Com o passar de quase duas semanas, a situação epidemiológica em Macau não parece recuperar, e Basto da Silva decidiu lançar nas redes sociais esta obra audiovisual. “Não prevíamos que isto durasse tanto tempo e, receando que o documentário perdesse o ‘momentum’, decidimos lançar agora. Avançaremos mais tarde, assim que estiverem reunidas as condições. Nessa altura, o vídeo será passado, acompanhado de comentários da minha mãe, e meus também”, lamentou o filho da investigadora da História de Macau.

Macau teria tido uma história muito diferente

No que diz respeito ao ataque dos holandeses a Macau no ano de 1622, Basto da Silva considera que foi “um erro crasso” e “uma vergonha indelével” para os holandeses “gananciosos” e “imprudentes” que, em quase todas as outras investidas nesta região geográfica, tiveram sucesso. “Os holandeses fizeram muito mal aos portugueses e a outros povos nesta região. Tanto quanto sei, não deixaram saudades em nenhuma das ex-colónias, ao contrário dos portugueses. Veja-se, por exemplo, o caso de Malaca”, comentou.

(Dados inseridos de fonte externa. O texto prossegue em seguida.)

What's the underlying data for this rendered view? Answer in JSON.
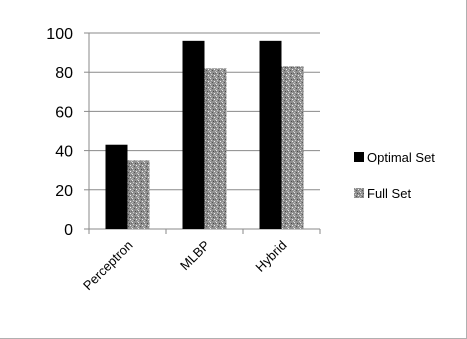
{
  "chart_data": {
    "type": "bar",
    "categories": [
      "Perceptron",
      "MLBP",
      "Hybrid"
    ],
    "series": [
      {
        "name": "Optimal Set",
        "values": [
          43,
          96,
          96
        ],
        "color": "#000000",
        "pattern": "solid"
      },
      {
        "name": "Full Set",
        "values": [
          35,
          82,
          83
        ],
        "color": "#9a9a9a",
        "pattern": "speckled-gray"
      }
    ],
    "ylim": [
      0,
      100
    ],
    "yticks": [
      0,
      20,
      40,
      60,
      80,
      100
    ],
    "ytick_labels": [
      "0",
      "20",
      "40",
      "60",
      "80",
      "100"
    ],
    "grid": true,
    "legend_position": "right",
    "title": "",
    "xlabel": "",
    "ylabel": ""
  }
}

Apesar de tudo, o presidente da AAAEC ressalvou a importância histórica desta batalha para Macau na medida em que os chineses passaram a olhar para os portugueses como aliados, com maior confiança e proximidade. A própria China foi beneficiada com a amizade que se forjou, por exemplo, tirando proveito do poder bélico português em confronto com os Tártaros.

A nossa história define quem somos. “Creio que se a Holanda tivesse sido bem-sucedida, Macau colonial teria tido uma história muito diferente e não se teria desenvolvido uma comunidade e cultura híbrida tão rica como a macaense. Seria, porventura, uma cidade protestante com alguns monumentos históricos em ruínas, e pouco mais”, comentou Basto da Silva, dizendo acreditar mesmo que a própria China seria outra se a invasão dos “corsários” tivesse tido outro desfecho, tendo em conta “os holandeses, ao contrário dos portugueses, conquistavam por via da força, não do comércio nem da diplomacia”.

Importância ainda válida

Ao ser questionado sobre a relevância de assinalar o dia 24 de Julho nos dias de hoje, Basto da Silva argumentou que: “Faz todo o sentido celebrar a efeméride, não só para portugueses ou macaenses, mas eu diria também para os chineses, pela singularidade que esta terra é, não só na China, mas em todo o mundo”, defendendo que esta data não só simboliza o aniversário da cidade, o Dia de São João (padroeiro de Macau), mas também a amizade e coexistência secular entre dois povos.

Na observação do macaense, as novas gerações, entretanto, tendem a desvalorizar esta data especial onde os macaenses sentem e celebram as suas raízes, fruto de vários factores, nomeadamente porque deixou de ser feriado após a transferência de soberania de Macau de Portugal para a República Popular da China. “É de apontar que, infelizmente, o Governo local não tem dado a devida relevância que, na minha opinião, esta data merecia”, criticou.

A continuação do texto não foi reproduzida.